I hated to do it. It hurt my heart. I stood there and stared for the longest time, hand saw held in one gloved grip and hedge trimmer in the other. Rosemary is my favorite. Rosemary is for remembrance. And once my friend James told me that rosemary grows where strong women live I was hell-bent to make it grow at Sandhill, but it grew too much, too tall, too wide and now it had just about taken over the entire corner of what I pretentiously call the herb garden.



It was the size of one of those neon pink azaleas that line the course at Augusta National or one of those topiaries at Disney World (if somebody had forgotten to trim it up to look like Mickey or Dumbo or Ariel). It had grown around the corner of the house into the holly hedge and over the concrete edging into what passes for grass at my place. Shoot, it had even overrun the mint, leaving just a few scraggly sprigs fighting for enough sunshine to stay alive.



So, there I was, backlit by the morning sunshine like Scarlett on the hills of Tara, muttering something like, “As God is my witness, I’ll never let the rosemary grow this wild again.”



I advanced into the thicket, discovering immediately that the clippers were useless. Either they were too dull or the life force in the rosemary was too strong. I turned to the hand saw, grabbed a handful of branches, and started hacking. The scent – that sweet yet pungent, sharp yet smooth, musky and at the same time bracing scent – surrounded me and for a moment I stopped. Could I do this? Could I cut away still-live branches, toss them into a big pile where they would dry out and die?



The sun grew brighter. I could feel the hair on my neck grow damp. I muttered as mutantly long branches sprang loose from my grip and slapped me in the face. It is hard work, pruning. I looked down to see blood running from a cut on my arm. One of the newly trimmed branches had gouged me in retaliation. I kept going.



Soon I could reach the hose pipe coiled like a cobra beneath the winter’s deposit of dead leaves. I could see a whole patch of new mint that had sprouted defiantly in the rosemary’s deep shade. And I could see the entire bottom third of the massive rosemary bush was nothing more than dead branches, leafless stems, slender twigs that snapped like pretzels.

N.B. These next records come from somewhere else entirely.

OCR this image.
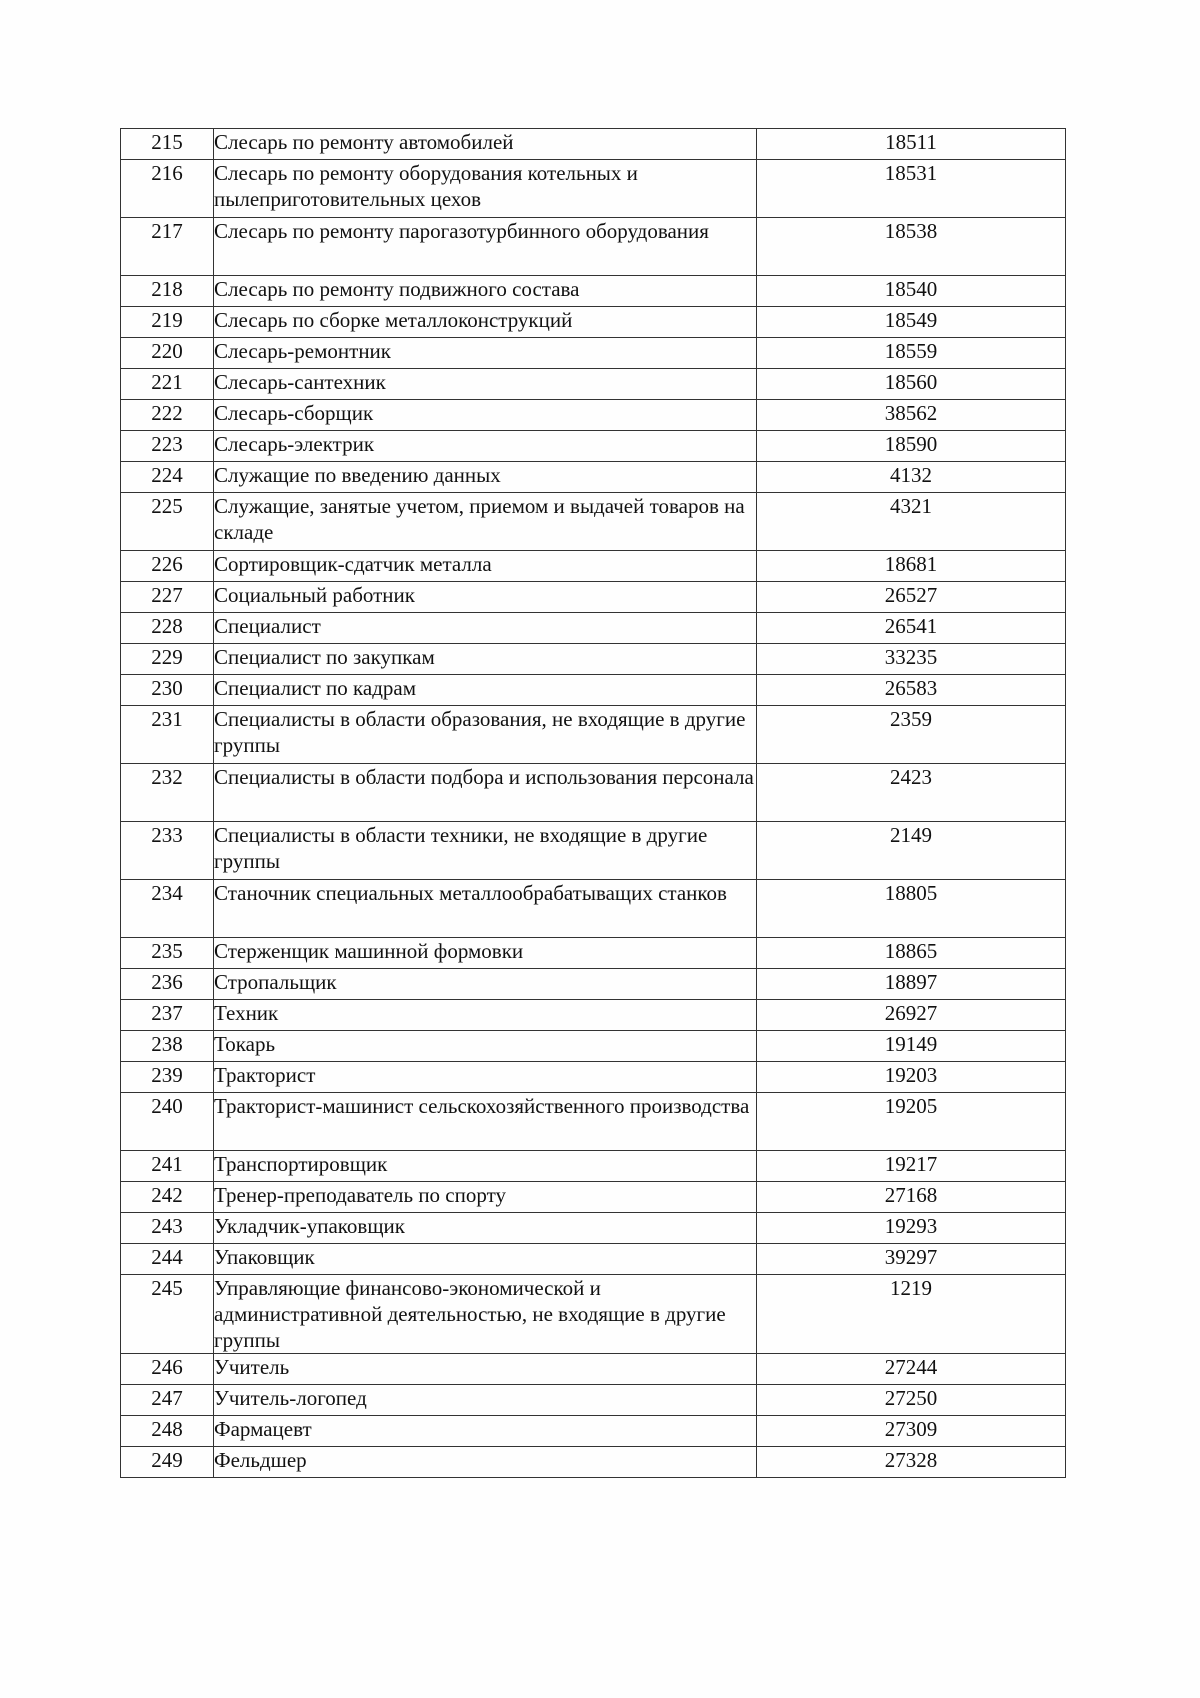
215	Слесарь по ремонту автомобилей	18511
216	Слесарь по ремонту оборудования котельных и пылеприготовительных цехов	18531
217	Слесарь по ремонту парогазотурбинного оборудования	18538
218	Слесарь по ремонту подвижного состава	18540
219	Слесарь по сборке металлоконструкций	18549
220	Слесарь-ремонтник	18559
221	Слесарь-сантехник	18560
222	Слесарь-сборщик	38562
223	Слесарь-электрик	18590
224	Служащие по введению данных	4132
225	Служащие, занятые учетом, приемом и выдачей товаров на складе	4321
226	Сортировщик-сдатчик металла	18681
227	Социальный работник	26527
228	Специалист	26541
229	Специалист по закупкам	33235
230	Специалист по кадрам	26583
231	Специалисты в области образования, не входящие в другие группы	2359
232	Специалисты в области подбора и использования персонала	2423
233	Специалисты в области техники, не входящие в другие группы	2149
234	Станочник специальных металлообрабатыващих станков	18805
235	Стерженщик машинной формовки	18865
236	Стропальщик	18897
237	Техник	26927
238	Токарь	19149
239	Тракторист	19203
240	Тракторист-машинист сельскохозяйственного производства	19205
241	Транспортировщик	19217
242	Тренер-преподаватель по спорту	27168
243	Укладчик-упаковщик	19293
244	Упаковщик	39297
245	Управляющие финансово-экономической и административной деятельностью, не входящие в другие группы	1219
246	Учитель	27244
247	Учитель-логопед	27250
248	Фармацевт	27309
249	Фельдшер	27328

It took me a minute to absorb the significance. A minute to recognize the contradiction dwelling within my handiwork. It’s pretty obvious, in life as in gardening, that eliminating the dead limbs may also require the sacrifice of some of the living. What is not so obvious, but what I couldn’t deny standing there in the spring sunshine with sweat and blood running in separate rivulets down my body and toward the ground, is that the dead limbs were so hard to get to, so hard to see because the live ones were providing cover, that the live ones were – by continuing to grow, continuing to produce, continuing to spread their fragrance profligately across the landscape – protecting the dead ones.



Down on my knees, I snapped the limbs off one by one. Felt the roughness of the scaly bark, felt the resistance as my hand pushed down, felt the release as separation came. Over and over. The pile of dead limbs grew.



It is not easy to rid anything – a rosemary bush or oneself – of dead undergrowth. It is not easy to wield or yield to a sharp instrument. First, you have to be willing to lose some of what looks good, seems healthy. Then, you have to be willing to feel the roughness and the resistance, sometimes over and over. If you can, if you do, and only if you can and do, you will experience the release. Release from the necessity of giving cover to something that would never be able to give anything in return.